O que a Filosofia tem a dizer sobre o pânico diante o Covid-19?
Faz muito tempo, e podemos até voltar à Segunda Guerra Mundial, que nosso planeta não sofre um abalo como o que enfrentamos atualmente. Especialistas na área médica e Chefes de Estado ainda não sabem o tamanho da crise e muito menos quando vai acabar. Afinal, o inimigo agora não é uma nação ou um terrorista com apetites distorcidos: ele é invisível e ataca a todos sem distinção. Você pode morar em qualquer parte do mundo, pode ter muito ou pouco dinheiro, não importa. Ele te desestabilizará de alguma forma, direta ou indiretamente.
Viver nessa angústia não é fácil e, como consequência dessas incertezas, alguns indivíduos já apresentam sinais de pânico. Na última semana, acompanhamos filas em supermercados, produtos sumindo rapidamente das prateleiras e a falta de insumos básicos para profissionais da saúde. Já é relatada até mesmo a falta de remédios para doenças específicas, como a Malária, porque muitas pessoas estão consumindo esses medicamentos mesmo sem a eficácia comprovada contra o Covid-19 e, consequentemente, prejudicando quem realmente depende dele para viver.
Para ajudar a disseminar ainda mais o pânico, novas ferramentas de comunicação e redes sociais aumentam essa sensação, ora com notícias falsas, ora com informações irrelevantes. Noticiários transmitem 24 horas por dia informações sobre infectados, contabilizam mortes on time e elevam, assim, o sentimento de impotência e ansiedade. Então, como podemos viver nesse ambiente tão complexo em que o controle sobre nossas vidas é perdido?
Vários filósofos já se debruçaram sobre esse tema e o pensamento que mais me agrada é a importância que Epicuro de Samos destina à prudência. Segundo ele, uma das principais referências do meu livro “Ensaio Sobre a Crise da Felicidade”, a prudência é o bem supremo e é dela que se originam as demais virtudes. Por definição, trata-se da virtude de agir de forma ponderada e com cautela, destacando a importância da razão e não da emoção. O que nos ensina Epicuro é que não existe vida feliz sem prudência e, para suportarmos esse período de dor momentânea, precisamos ser fortes e pacientes, afinal, como dizem os mais antigos, não há bem que sempre dure, nem mal que nunca acabe.
As reações de pessoas prudentes já são notadas em nosso país. Vejo exemplos por toda parte e destaco o comportamento solidário como o principal deles. Exemplos não faltam, desde médicos que se voluntariam até doações de máquinas para UTIs feitas por empresários e lideranças da sociedade civil. Acabei de ler que as montadoras de carros GM, FORD e Mercedes estão dispostas a usar suas fábricas brasileiras para produção de equipamentos médicos. Isso sim é uma virtude admirável e deve ser replicada por todos aqueles que podem de alguma forma ajudar.
Porém, dentre tantos exemplos virtuosos vindos de várias partes do mundo, existem aqueles que insistem em viver de forma egoísta. Um exemplo surreal aconteceu recentemente: enquanto trabalhadores da iniciativa privada começam a sofrer com reduções de salários e fechamento de vagas, a Câmara Municipal de Cuiabá antecipou pagamento dos salários de vereadores e servidores comissionados! Nos momentos de crise é que vemos a qualidade de líderes que uma nação possui.

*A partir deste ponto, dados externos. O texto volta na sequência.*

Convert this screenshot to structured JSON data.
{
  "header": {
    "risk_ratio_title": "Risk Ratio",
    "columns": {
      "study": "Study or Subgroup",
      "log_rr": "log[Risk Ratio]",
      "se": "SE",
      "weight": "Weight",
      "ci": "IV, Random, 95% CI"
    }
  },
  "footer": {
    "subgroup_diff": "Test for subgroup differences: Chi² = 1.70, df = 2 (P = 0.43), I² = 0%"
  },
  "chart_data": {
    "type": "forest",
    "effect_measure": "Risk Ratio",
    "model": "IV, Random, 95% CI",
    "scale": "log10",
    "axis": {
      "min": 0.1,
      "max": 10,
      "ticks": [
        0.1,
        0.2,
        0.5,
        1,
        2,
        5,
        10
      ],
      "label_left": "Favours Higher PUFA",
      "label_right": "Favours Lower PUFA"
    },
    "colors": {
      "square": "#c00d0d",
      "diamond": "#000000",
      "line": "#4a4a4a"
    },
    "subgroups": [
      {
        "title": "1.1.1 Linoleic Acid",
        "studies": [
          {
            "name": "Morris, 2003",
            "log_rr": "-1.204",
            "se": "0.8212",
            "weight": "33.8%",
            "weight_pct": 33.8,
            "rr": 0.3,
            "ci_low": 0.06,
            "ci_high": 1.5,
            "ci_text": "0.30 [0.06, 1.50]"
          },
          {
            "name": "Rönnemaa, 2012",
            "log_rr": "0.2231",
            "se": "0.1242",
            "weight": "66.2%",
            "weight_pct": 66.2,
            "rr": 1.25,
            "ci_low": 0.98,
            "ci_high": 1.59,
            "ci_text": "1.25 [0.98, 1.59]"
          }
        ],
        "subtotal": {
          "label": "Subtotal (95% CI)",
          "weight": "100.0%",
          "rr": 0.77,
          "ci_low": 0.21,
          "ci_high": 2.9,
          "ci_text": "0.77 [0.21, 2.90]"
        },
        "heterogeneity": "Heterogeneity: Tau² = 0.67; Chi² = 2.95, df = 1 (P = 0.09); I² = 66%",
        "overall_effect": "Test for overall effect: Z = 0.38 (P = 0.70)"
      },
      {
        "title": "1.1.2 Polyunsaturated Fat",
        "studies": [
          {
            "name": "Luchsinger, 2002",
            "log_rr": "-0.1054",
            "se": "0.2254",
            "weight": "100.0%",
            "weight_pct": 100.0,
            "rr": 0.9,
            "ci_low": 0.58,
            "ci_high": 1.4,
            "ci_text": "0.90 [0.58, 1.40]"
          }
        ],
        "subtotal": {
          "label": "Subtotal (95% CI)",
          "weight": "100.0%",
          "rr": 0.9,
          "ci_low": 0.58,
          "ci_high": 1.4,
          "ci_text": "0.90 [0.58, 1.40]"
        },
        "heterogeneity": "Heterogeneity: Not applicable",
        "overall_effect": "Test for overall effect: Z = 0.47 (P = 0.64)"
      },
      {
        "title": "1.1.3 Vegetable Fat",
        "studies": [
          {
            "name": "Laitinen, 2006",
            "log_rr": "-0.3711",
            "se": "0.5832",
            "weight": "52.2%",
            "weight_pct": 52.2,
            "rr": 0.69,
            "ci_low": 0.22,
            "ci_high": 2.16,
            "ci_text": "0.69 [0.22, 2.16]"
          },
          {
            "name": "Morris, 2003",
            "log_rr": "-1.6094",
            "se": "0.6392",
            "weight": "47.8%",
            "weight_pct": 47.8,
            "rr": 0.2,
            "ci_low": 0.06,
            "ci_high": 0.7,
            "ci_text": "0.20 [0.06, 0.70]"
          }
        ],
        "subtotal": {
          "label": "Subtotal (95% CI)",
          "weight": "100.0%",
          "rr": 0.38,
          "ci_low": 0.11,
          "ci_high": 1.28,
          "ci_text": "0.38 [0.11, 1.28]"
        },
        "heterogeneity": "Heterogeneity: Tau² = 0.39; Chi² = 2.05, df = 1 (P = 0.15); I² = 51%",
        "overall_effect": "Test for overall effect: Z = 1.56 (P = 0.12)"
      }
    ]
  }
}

Enquanto países se unem para enfrentar esse inimigo comum, nós continuamos alinhados ao atraso e nos comportando de forma pequena. Não é possível que nos tempos atuais políticos, empresas, jornalistas e outros usem a pandemia para efeitos de caráter egoísta. O que faria sentido nessa oportunidade seria a união do país, sem o “nós e eles”, em que revanches seriam deixadas de lado para focar no objetivo maior que é a recuperação e volta da tranquilidade para todos. Somos maiores quando estamos unidos. Parece que a prudência passa longe de alguns brasileiros.
Por fim, manter a calma e pensar de maneira livre procurando desenvolver a virtude da prudência é altamente recomendado em épocas de crises. No fundo, sabemos que mais cedo ou mais tarde o Covid-19 não será tema de tanta preocupação. Como o filósofo árabe Ibn Sina (980 – 1037 d.c.) dizia: “A imaginação é a metade da doença, a tranquilidade é a metade do remédio, e a paciência é o primeiro passo para a cura.”
*Antoine Abed é filósofo e autor da obra “Ensaio Sobre a Crise da Felicidade”.